The first line treatment for OCD is Cognitive Behavioral Therapy with  Exposure and Response Prevention (ERP).Children who lack insight, have ADHD or depression, have a family history of OCD, or high family conflict tend to have challenges with response to behavioral therapy alone. From a medication standpoint the Selective Serotonin Reuptake Inhibitors are the first line of treatment, the four FDA approved SSRI”s are Clomipramine, Fluoxetine, Sertraline and Fluvoxomine.

The well known POTS study (Pediatric OCD TREATMENT STUDY JAMA 2004:292(16) reveals that  combination treatment was consistent with a 53.6% remission rate and CBT alone 39.3%, Zoloft alone 21.4%. It was also noted that those with family history of OCD had more than a 6 fold decrease in response to CBT alone.

Combination therapy yields the best results for moderate to severe OCD.

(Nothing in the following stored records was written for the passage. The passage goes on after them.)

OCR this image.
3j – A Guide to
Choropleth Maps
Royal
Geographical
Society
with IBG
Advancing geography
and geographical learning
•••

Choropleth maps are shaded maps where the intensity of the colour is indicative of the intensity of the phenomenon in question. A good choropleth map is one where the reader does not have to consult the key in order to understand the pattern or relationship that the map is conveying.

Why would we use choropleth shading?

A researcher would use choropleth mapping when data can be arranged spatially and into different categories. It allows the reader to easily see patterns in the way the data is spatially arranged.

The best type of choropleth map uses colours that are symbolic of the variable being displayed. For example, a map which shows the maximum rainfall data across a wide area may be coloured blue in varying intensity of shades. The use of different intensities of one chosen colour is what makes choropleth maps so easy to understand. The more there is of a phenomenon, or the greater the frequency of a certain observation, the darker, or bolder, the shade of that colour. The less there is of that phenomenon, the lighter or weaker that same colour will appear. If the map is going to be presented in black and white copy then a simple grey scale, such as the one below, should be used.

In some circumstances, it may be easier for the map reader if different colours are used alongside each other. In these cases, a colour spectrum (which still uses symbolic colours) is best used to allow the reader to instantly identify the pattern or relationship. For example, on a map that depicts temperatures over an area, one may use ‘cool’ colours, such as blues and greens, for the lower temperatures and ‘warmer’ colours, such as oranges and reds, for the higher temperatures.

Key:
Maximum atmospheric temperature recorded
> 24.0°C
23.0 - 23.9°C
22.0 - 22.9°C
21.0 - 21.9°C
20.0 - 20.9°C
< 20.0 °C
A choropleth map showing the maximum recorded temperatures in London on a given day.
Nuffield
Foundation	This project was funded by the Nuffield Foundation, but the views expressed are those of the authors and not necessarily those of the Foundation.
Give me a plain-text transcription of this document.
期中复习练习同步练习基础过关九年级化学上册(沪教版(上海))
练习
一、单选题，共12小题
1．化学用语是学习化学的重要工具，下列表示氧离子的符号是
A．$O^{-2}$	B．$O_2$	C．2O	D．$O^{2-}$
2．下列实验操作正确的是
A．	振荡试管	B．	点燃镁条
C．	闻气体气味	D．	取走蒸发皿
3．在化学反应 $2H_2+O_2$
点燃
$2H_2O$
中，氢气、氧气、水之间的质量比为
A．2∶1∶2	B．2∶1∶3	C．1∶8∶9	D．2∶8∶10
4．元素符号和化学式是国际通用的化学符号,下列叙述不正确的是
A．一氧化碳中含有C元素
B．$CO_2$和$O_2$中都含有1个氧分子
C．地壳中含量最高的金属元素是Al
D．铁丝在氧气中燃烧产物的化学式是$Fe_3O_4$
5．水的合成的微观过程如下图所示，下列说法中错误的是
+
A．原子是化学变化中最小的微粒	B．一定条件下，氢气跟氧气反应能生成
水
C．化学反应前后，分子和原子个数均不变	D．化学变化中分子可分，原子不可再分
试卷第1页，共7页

Let me give you a clinical example of a sixteen-year-old girl, Christina (pseudonym) who I worked with whose trigger to her obsessions was watching television and witnessing motor vehicle accidents, or driving over speed bumps. Her obsession was that she had fatally harmed someone as her obsessive image and thought. Her compulsive behavior was getting in the car and retracing her route to make sure she had not actually injured someone.  She would call hospitals to make sure no one had been hurt.  She came to see me for help with her OCD.

Her YBOCS score was in the extreme range (>32). She did not respond initially to CBT-ERP alone. A combination of Prozac and exposure therapy yielded great success for Christina! Her YBOCS was less than 8 within a year of treatment. She and I drove in her car and we would ride over bumps and not go back to the site to see if anyone was ok or call hospitals to make sure no one was in the emergency room. Christina is now in her mid twenties successfully working and is not on any medication for OCD! She utilizes her tools from therapy, exercises regularly, eats healthy and meditates routinely. This is a great thrive story-right? This is why I love what I do.